Thursday, April 20, 2006

Happiness

Ok, so here's the thing... All this time, I've been blogging about my disappointment regarding my college course and I've finally shifted to another course. BS Nursing. I've actually been choosing between that or Psych, I was totally clueless since there were pros and cons in both. Everyone else i asked just told me to take whichever I wanted more based on my interest (guess that would have been Psych) but when I thought about it, at least Nursing would have been already closer to the med industry (Psych to me was kinda in between med and business, but at least you get to interpret people's personalities).. and besides, at least Nursing's already in the hospital environment, it would help me get used to the environment kahit papaano... tapos at least, double degree pa ko, I can be both a doctor and a nurse... hehehe... It would be the opposite of what doctors today are doing (taking a Nursing course just to get out of the
country); but I've got no plans of working abroad right now, I'd rather stay in this country (same as my cuz).... and another thing, as a friend had said when I asked his advice, at least Nursing has a lot of good opportunities na (in case I suddenly change my mind, which would be least likely to happen ata, I don't think I can stay a nurse forever... I can't imagine myself, tho my cuz can)...

Yesterday morn, mga 11am, I headed to SISC for the scheduled interview; after which, they told me to call again the next day for the results... but to my surprise, later that day (at around 4pm), the phone rang... my mom was the one who had answered it since I was busy feeding my new baby bunny wabbit.. Ü A few minutes later, she came into my room and told me that Southville had called and had told her that I was highly recommended for Nursing... *shrugs*... whatever that means...

During the interview, I was actually surprised to find myself confident and at ease, talking to the dean freely, sharing everything (even my being so clueless on what course to take)... I was being so honest and wasn't even trying to sell myself... the only lie i had said was when I was asked if I could see myself as a nurse, if that was ok for me in case something happened that I wasn't able to take up medicine (for which i said, "yeah.")... I should have been that way during my interview in Mass Communications, I should have been that confident, but why wasn't I???? Could it have been because I was more eager to get in Nursing since it was my stepping stone for getting into Med??? Whatever it is, I find myself happy now and at peace since at least, somehow, I'm one step closer to being a doctor.... good luck na lang sa tagal nun... haaaay....Ü

Tuesday, April 04, 2006

If You Could See Me Now (Cecelia Ahern)

I'm an absolute fan of Cecelia Ahern's works ever since I read her first novel, PS I Love You; so when I got to see this latest novel of hers in Powerbooks, I wanted so much to get a copy of it but alas, it was too expensive. Months passed and I thought of finally checking the bookstores for it but in all stores I've checked with, they still hadn't received a copy of this novel. I was so disappointed and thought I should never have let it go in the first place. I considered myself lucky when we went to Ortigas and I found a copy of it there that I pushed myself to buy it even if it would hurt my wallet, big time! Talk about spending 700 bucks for a piece of book containing 307 pages.

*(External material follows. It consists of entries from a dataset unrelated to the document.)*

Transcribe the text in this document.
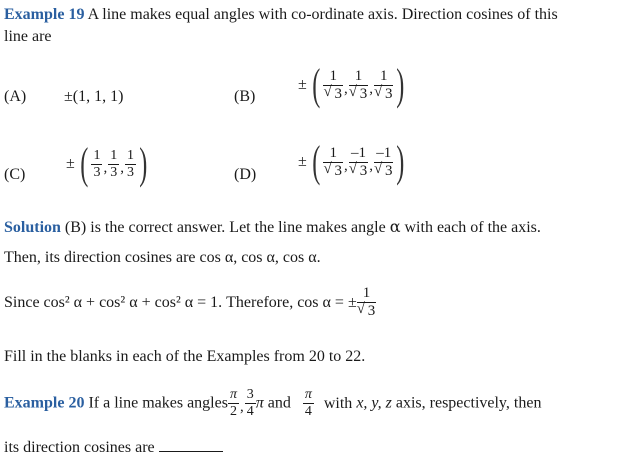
Example 19 A line makes equal angles with co-ordinate axis. Direction cosines of this
line are
(A) ±(1, 1, 1)	(B)
± ( $\frac{1}{√ 3}$ , $\frac{1}{√ 3}$ , $\frac{1}{√ 3}$ )
(C)
± ( $\frac{1}{3}$ , $\frac{1}{3}$ , $\frac{1}{3}$ )	(D)
± ( $\frac{1}{√ 3}$ , $\frac{-1}{√ 3}$ , $\frac{-1}{√ 3}$ )
Solution (B) is the correct answer. Let the line makes angle α with each of the axis.
Then, its direction cosines are cos α, cos α, cos α.
Since cos² α + cos² α + cos² α = 1. Therefore, cos α = ± $\frac{1}{√ 3}$
Fill in the blanks in each of the Examples from 20 to 22.
Example 20 If a line makes angles $\frac{\pi}{2}$ , $\frac{3}{4}$ π and $\frac{\pi}{4}$ with x, y, z axis, respectively, then
its direction cosines are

Guys, do me a favor and never erase this quote from your mind: "Don't judge a book by its cover."
I mean it! This book's cover looked so good, so catchy... even the summary written could catch your attention. But, as I began reading through the pages, I started getting disappointed in the author's style. As the story progressed, the plot did get better but it was so simple, nothing extraordinary, there was no ooomph. Even more, it wasn't as romantic as it seemed to be. Actually, to think about it, it wasn't romantic at all, it was basically about friendship. Sure, there was some romance in it but not really something to make you swoon. That may be because it's about imaginary friends! HOW CHILD-ISH! How lame can that be?! That was the biggest downpull of this novel.

I don't intend to destroy the reputation of the author cos i still do admire her, i still do agree that she's good in writing romance novels. She doesn't write them in the traditional boy-meets-girl approach, those stuff are just so predictable these days. For the romantics out there, I highly recommend PS I Love You. Her second novel, Rosie Dunne, is also good and it revolves around two friends who always seem to be brought together by fate. But if you're the type who HATES being mushy, and too much romance, then If You Could See Me Now would probably be a safe bet for you.